On the other hand, "The Forest of Souls" is a straightforward murder mystery. An apparently innocuous university researcher, in a library, no less, is garroted. Whodunit? The book drops clues and proceeds methodically toward a satisfying and genuinely surprisingly revelation. The search entails a glamorous Russian émigré, a macho journalist, and a creepily realistically disgruntled ex-husband. It's an interesting crew, and there is a low-key romance.

The murder mystery here intrigued me. I did what one does when reading a murder mystery: the add and subtract calculations that cause one to pick a favorite candidate as the murderer.

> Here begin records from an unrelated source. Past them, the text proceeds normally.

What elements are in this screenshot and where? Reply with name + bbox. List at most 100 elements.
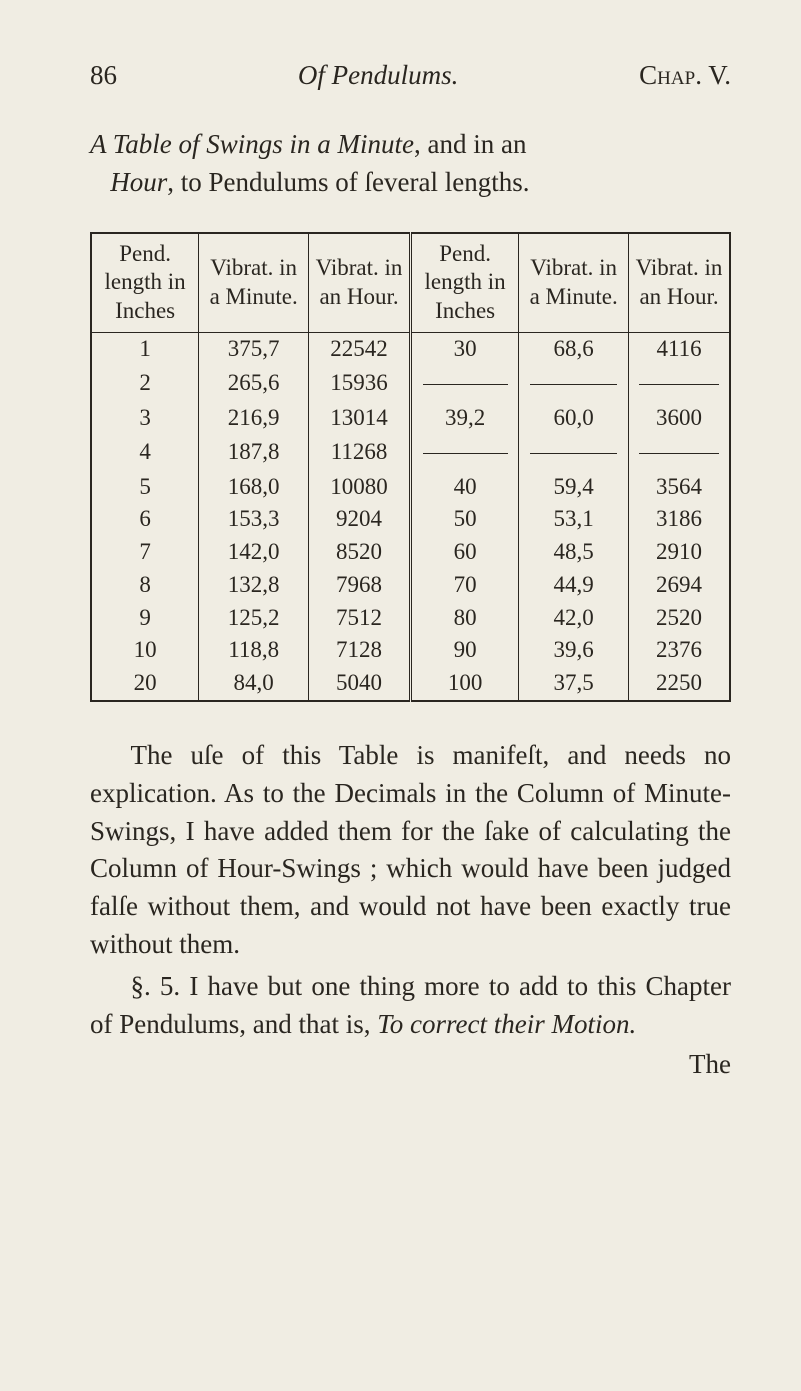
running-title: Of Pendulums. — [298, 60, 458, 91]
table-cell: 118,8 — [199, 634, 309, 667]
table-cell: 15936 — [309, 366, 411, 402]
table-cell: 7512 — [309, 602, 411, 635]
table-cell: 1 — [91, 332, 199, 365]
table-row: 2265,615936 — [91, 366, 730, 402]
table-cell: 4 — [91, 435, 199, 471]
paragraph: The uſe of this Table is manifeſt, and n… — [90, 737, 731, 964]
table-body: 1375,7225423068,641162265,6159363216,913… — [91, 332, 730, 701]
table-cell: 2694 — [629, 569, 730, 602]
table-cell: 37,5 — [519, 667, 629, 701]
table-cell: 6 — [91, 503, 199, 536]
table-cell: 53,1 — [519, 503, 629, 536]
table-row: 7142,085206048,52910 — [91, 536, 730, 569]
chapter-label: Chap. V. — [639, 60, 731, 91]
table-cell: 9 — [91, 602, 199, 635]
table-cell: 10080 — [309, 471, 411, 504]
page-number: 86 — [90, 60, 117, 91]
table-cell: 8520 — [309, 536, 411, 569]
table-cell: 153,3 — [199, 503, 309, 536]
table-cell: 39,6 — [519, 634, 629, 667]
table-cell — [519, 366, 629, 402]
table-cell — [519, 435, 629, 471]
table-cell: 48,5 — [519, 536, 629, 569]
table-cell — [410, 366, 518, 402]
table-row: 10118,871289039,62376 — [91, 634, 730, 667]
table-caption: A Table of Swings in a Minute, and in an… — [90, 126, 731, 202]
table-cell: 60 — [410, 536, 518, 569]
table-cell: 3600 — [629, 402, 730, 435]
table-cell: 30 — [410, 332, 518, 365]
table-cell: 13014 — [309, 402, 411, 435]
table-cell: 4116 — [629, 332, 730, 365]
table-cell: 90 — [410, 634, 518, 667]
caption-line2-ital: Hour — [110, 167, 167, 197]
table-cell: 39,2 — [410, 402, 518, 435]
table-cell: 11268 — [309, 435, 411, 471]
col-header: Vibrat. in an Hour. — [309, 233, 411, 333]
table-cell: 84,0 — [199, 667, 309, 701]
col-header: Vibrat. in an Hour. — [629, 233, 730, 333]
table-row: 2084,0504010037,52250 — [91, 667, 730, 701]
table-cell: 2910 — [629, 536, 730, 569]
table-cell: 375,7 — [199, 332, 309, 365]
table-cell: 80 — [410, 602, 518, 635]
table-cell: 50 — [410, 503, 518, 536]
table-cell — [629, 435, 730, 471]
caption-line1-ital: A Table of Swings in a Minute — [90, 129, 414, 159]
table-cell: 60,0 — [519, 402, 629, 435]
table-cell: 7 — [91, 536, 199, 569]
table-cell: 8 — [91, 569, 199, 602]
table-cell: 168,0 — [199, 471, 309, 504]
table-cell: 40 — [410, 471, 518, 504]
table-cell: 2250 — [629, 667, 730, 701]
table-row: 5168,0100804059,43564 — [91, 471, 730, 504]
table-cell: 9204 — [309, 503, 411, 536]
col-header: Vibrat. in a Minute. — [519, 233, 629, 333]
pendulum-table: Pend. length in Inches Vibrat. in a Minu… — [90, 232, 731, 702]
table-cell: 5 — [91, 471, 199, 504]
table-row: 6153,392045053,13186 — [91, 503, 730, 536]
table-cell: 20 — [91, 667, 199, 701]
table-cell: 216,9 — [199, 402, 309, 435]
paragraph-ital: To correct their Motion. — [377, 1009, 636, 1039]
table-cell: 265,6 — [199, 366, 309, 402]
table-cell: 5040 — [309, 667, 411, 701]
table-row: 3216,91301439,260,03600 — [91, 402, 730, 435]
col-header: Pend. length in Inches — [410, 233, 518, 333]
table-cell: 2376 — [629, 634, 730, 667]
table-row: 8132,879687044,92694 — [91, 569, 730, 602]
table-cell: 68,6 — [519, 332, 629, 365]
table-cell: 42,0 — [519, 602, 629, 635]
table-cell: 22542 — [309, 332, 411, 365]
table-cell: 100 — [410, 667, 518, 701]
table-cell: 3186 — [629, 503, 730, 536]
caption-line2-roman: , to Pendulums of ſeveral lengths. — [167, 167, 529, 197]
caption-line1-roman: , and in an — [414, 129, 526, 159]
col-header: Vibrat. in a Minute. — [199, 233, 309, 333]
table-row: 1375,7225423068,64116 — [91, 332, 730, 365]
col-header: Pend. length in Inches — [91, 233, 199, 333]
table-cell: 7968 — [309, 569, 411, 602]
table-cell: 187,8 — [199, 435, 309, 471]
running-header: 86 Of Pendulums. Chap. V. — [90, 60, 731, 91]
table-cell: 10 — [91, 634, 199, 667]
table-cell: 59,4 — [519, 471, 629, 504]
table-cell: 70 — [410, 569, 518, 602]
table-cell — [410, 435, 518, 471]
catchword: The — [90, 1049, 731, 1080]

The historical references educated and saddened me. "The Forest of Souls" references some lesser known horrors of the World-War-II era - not the more famous Auschwitz but the lesser known Maly Trostenets extermination camp, and the uncounted thousands, forgotten by the wider world, murdered by Soviets in the Kurapaty Forest.

One very worthy feature of "The Forest of Souls" is that one can read it as one likes. If you really just want a beach book, a murder mystery, you can choose not to linger on the passages that touch on atrocity. But if you want to ponder these passages and everything they imply, you have a book to chew on for a long time. Danuta Reah, writing here under the pseudonym Carla Banks, keeps her cards close to her chest. She does not harangue or push an agenda. It's clear, though, that she cares about the millions killed in places most people haven't even heard about, and the diabolically complex patchwork of competing ideologies and atrocities that dropped like a curse on the peasants and working people of Eastern Europe in the twentieth century.

Garne
In the woods around Minsk children wander towards the house of a witch, Baba Yaga, whose house stands on chicken legs behind a fence hung with the heads of people she's killed. Mass graves in the Kurapaty Forest and long-dead fingers stretch out towards the present to Faith Lange and her grandfather, Marek, whose memories of the second world war still haunt him.

Story telling in the age-old format weaving shadows with threads coloured scarlet and black, murder and secrets.